Solo is the first film in the new Disney franchise with a white male lead. Besides Qi’ra, there are two notable female characters: Beckett’s partner and significant other Val, played by Thandie Newton, and Lando’s robotic companion L3-37 (voiced by Phoebe Waller-Bridge), a woke navigator droid whose bitterly sarcastic commentary on the subjugation of droids is an explicit extension of the implicit feminism and racial diversity of earlier installments.

Despite this lip service to diversity, Solo’s female characters fare poorly. Vague spoiler warning: One of them chooses a stupid, pointless fate in the service of an unnecessary plot point, accomplishing nothing in the process.

Another is scarcely better served, while the third makes a crucial choice that might be called empowering, but doesn’t seem to fit the character or to have the emotional impact it ought to have, especially in a film that wants to be a Han Solo origin story.

The thing is, Ehrenreich’s young Han is a far cry — too far — from the aloof Bogartesque cynic indelibly embodied by Harrison Ford through two of the first three Star Wars films. I can imagine young Han becoming colder and harder, but not becoming less empathic.

Our hero might be a slick operator and an outlaw, but he’s also a sensitive, compassionate guy. Per the astute observation of my friend Emily Snyder (of Patheos’ “Pop Feminist” blog), with whom I saw the film, it’s hard to imagine the Han whose only answer to Leia’s declaration of love was “I know” having a history of such emotional availability as we see in his relationship with Qi’ra.

On the other end of the spectrum (or at least another end) is Lando’s relationship with L3-37. L3 bluntly remarks that Lando has an unrequited romantic attraction to her. There’s even a vague exchange about how such a pairing would “work” (L3 indicates that it’s possible).

It would be one thing if it were an open question whether Lando’s feelings were real or a figment of L3’s overheated cybernetic imagination. But no, clearly his “love” is true. This is how Disney says “Love is love” in a Star Wars movie in 2018.
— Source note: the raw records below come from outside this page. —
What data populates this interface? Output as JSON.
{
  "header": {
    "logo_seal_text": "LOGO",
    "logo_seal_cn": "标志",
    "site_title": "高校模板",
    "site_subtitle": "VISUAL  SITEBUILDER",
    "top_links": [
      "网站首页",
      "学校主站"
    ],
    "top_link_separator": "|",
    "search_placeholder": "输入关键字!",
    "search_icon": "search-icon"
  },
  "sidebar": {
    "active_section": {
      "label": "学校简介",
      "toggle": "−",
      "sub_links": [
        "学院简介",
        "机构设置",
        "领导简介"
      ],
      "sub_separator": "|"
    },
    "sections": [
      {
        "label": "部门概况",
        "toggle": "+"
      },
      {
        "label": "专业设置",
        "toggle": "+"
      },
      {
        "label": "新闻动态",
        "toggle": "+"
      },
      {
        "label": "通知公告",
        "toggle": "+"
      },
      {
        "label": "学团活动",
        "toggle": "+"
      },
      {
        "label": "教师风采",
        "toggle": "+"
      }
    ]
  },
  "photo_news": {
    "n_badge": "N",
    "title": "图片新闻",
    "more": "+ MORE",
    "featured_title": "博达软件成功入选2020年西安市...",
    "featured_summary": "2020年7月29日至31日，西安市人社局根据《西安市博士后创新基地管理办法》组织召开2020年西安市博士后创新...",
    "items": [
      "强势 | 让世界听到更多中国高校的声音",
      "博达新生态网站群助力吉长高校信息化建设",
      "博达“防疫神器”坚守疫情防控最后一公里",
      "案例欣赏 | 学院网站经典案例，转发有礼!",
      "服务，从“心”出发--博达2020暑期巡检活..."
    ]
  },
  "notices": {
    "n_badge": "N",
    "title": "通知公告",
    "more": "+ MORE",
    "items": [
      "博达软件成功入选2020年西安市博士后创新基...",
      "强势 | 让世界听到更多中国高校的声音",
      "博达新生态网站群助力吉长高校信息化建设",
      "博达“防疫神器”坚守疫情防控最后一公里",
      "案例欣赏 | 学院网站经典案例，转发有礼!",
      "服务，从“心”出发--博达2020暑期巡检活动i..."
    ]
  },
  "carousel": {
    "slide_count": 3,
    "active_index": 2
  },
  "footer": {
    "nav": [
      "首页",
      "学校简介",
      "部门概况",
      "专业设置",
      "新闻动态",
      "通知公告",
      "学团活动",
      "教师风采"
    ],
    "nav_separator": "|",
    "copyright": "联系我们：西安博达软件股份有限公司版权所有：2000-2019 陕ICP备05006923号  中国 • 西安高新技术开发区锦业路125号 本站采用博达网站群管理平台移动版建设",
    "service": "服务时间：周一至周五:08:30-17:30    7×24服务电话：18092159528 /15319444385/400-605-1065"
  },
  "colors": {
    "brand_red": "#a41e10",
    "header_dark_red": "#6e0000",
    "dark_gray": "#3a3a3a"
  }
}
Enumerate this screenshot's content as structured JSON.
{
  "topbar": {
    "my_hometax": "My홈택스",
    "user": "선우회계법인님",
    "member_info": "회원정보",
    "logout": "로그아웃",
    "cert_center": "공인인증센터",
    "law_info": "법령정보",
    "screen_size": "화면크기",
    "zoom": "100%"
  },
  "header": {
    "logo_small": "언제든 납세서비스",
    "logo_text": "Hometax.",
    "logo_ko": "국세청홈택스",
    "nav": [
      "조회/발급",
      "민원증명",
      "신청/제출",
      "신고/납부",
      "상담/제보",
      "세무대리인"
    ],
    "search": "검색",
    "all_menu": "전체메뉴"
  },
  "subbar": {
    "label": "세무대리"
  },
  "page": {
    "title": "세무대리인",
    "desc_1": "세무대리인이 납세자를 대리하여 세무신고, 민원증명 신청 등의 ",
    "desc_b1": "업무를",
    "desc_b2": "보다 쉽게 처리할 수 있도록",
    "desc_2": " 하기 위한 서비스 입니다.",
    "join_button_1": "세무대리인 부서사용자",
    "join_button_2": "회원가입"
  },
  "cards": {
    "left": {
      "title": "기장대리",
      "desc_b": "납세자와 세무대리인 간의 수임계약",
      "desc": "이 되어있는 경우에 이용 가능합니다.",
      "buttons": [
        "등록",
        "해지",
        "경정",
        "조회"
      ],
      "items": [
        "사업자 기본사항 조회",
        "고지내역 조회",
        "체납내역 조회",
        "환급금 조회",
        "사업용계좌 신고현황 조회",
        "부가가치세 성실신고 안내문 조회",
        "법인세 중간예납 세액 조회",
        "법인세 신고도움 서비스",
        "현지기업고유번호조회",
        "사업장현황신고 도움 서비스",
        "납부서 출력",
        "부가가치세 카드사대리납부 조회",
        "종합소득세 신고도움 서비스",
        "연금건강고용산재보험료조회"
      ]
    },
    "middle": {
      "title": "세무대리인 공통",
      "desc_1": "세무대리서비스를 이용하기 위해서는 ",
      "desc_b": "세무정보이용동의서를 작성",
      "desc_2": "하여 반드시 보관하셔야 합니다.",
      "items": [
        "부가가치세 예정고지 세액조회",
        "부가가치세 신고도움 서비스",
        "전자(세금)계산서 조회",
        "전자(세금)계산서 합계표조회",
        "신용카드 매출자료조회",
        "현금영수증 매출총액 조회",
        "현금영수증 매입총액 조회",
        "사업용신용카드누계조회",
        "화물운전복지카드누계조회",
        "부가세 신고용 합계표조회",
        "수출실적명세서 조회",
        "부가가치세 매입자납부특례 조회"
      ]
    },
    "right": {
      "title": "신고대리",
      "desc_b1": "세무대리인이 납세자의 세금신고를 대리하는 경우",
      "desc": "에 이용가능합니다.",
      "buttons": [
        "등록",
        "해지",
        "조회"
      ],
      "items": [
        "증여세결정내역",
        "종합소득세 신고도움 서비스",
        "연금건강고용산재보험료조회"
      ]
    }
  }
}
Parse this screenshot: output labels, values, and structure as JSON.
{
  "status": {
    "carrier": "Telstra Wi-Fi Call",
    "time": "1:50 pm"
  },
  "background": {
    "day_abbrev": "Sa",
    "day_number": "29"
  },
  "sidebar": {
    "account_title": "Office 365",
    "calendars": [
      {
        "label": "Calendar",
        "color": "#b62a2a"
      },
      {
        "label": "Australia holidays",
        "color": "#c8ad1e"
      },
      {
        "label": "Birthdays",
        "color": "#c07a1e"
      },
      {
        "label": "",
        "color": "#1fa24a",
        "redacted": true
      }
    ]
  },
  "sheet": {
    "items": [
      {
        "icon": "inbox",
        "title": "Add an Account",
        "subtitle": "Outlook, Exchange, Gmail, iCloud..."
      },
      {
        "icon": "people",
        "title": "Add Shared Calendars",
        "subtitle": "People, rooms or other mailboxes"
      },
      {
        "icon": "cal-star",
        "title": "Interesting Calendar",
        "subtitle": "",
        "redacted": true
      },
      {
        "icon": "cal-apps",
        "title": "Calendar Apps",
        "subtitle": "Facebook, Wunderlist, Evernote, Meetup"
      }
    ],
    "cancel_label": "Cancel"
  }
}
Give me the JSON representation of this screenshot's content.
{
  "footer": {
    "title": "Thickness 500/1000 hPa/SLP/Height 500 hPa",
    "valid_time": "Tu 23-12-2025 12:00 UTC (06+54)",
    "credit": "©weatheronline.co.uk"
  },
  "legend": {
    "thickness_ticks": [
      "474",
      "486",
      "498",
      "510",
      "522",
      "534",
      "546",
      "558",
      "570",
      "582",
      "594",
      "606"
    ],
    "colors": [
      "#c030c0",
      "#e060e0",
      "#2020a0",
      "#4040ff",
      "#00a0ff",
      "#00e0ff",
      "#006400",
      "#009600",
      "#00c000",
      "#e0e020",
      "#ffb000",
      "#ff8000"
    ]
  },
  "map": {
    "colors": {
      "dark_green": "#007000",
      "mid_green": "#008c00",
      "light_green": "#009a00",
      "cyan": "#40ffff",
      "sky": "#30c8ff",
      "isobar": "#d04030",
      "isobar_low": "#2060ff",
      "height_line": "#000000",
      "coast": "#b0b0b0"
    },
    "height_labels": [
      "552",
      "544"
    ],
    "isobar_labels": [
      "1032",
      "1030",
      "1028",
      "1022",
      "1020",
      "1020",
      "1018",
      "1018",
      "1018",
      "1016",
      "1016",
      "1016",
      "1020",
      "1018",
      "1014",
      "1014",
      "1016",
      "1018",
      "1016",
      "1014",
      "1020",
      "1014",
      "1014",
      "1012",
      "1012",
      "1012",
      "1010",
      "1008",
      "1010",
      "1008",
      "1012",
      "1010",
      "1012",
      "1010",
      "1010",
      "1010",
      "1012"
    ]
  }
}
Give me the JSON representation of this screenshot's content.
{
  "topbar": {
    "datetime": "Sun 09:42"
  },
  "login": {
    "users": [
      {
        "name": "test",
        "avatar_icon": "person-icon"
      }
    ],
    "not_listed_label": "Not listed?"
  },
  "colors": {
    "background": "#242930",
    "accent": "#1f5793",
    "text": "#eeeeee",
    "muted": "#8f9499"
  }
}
“Everybody needs someone,” says Val. Her interracial relationship with Beckett is a welcome Star Wars first, I think, given that Billy Dee Williams’ Lando got nowhere with Leia. If Leia were at all flattered by Lando’s admiration, she might have felt differently had she known just how undiscriminating his tastes could be.

It’s not a total waste of time. There’s a clever plot twist or two and some worthwhile creature design. Ehrenreich’s performance is engaging on its own terms, and the film takes a big leap forward when Glover shows up.

Is that enough? For a certain type of Star Wars fan, it may be. It has to be. This is what Star Wars is now — and what it will be for the foreseeable future.

Deacon Steven D. Greydanus is the Register’s film critic and creator of Decent Films.
He is a permanent deacon in the Archdiocese of Newark, New Jersey.

Caveat Spectator: Sci-fi action violence and menace. Older kids and up.